A job opportunity for Berlin's poor?
There's something Dickensian about the notion, but it has been proposed by a Berlin politician who is now being criticized for suggesting that the city's poor should be enlisted to tackle the growing rat infestation in the center of the German capital.
"Especially people who usually collect bottles could get one euro for every dead rat," Henner Schmidt, head of the business-friendly Free Democrat party in the Mitte district of Berlin, told Berliner Kurier newspaper this week.
The party may formally propose the scheme at a meeting of the district council on Thursday, unless it changes its mind in the wake of some damning criticism and negative media coverage.
"It's inhuman and cynical to send poor people out to chase rats so that Berlin can solve its rat problems," said the German Forum for People Without Income.
"If the FDP actually goes ahead with its absurd and inhuman proposal on Thursday in the district council, we can only call on Berlin's long-term unemployed to chase Berlin FDP politicians rather than hunting rats," said Martin Behrsing, the group's spokesman.

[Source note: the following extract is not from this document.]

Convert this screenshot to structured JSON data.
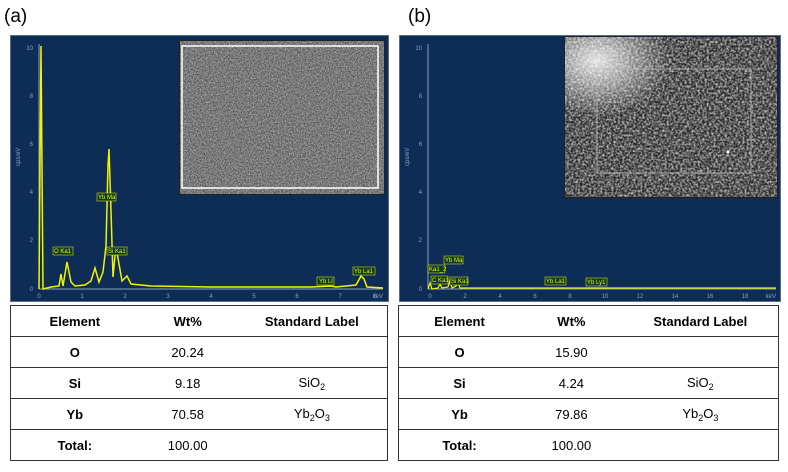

The idea poses some practical problems too. Killing rats by hitting them with shovels or kicking them to death would break animal protection laws. Besides, rats are fast and much tougher to catch than returnable bottles, much sought after by poor people who retrieve deposits on them at supermarkets.
There's no doubt that something needs to be done, though. Years of digging and construction in and around Berlin has prompted the many displaced rodents to roam the city. Alexanderplatz square is a favored location for them because people drop plentiful supplies of food there when they feed pigeons.
The FDP has since distanced itself from Schmidt's suggestion. Even if it were to back him, the proposal probably wouldn't get accepted because the FDP has just 3 of the 55 deputies in Berlin's Mitte district council.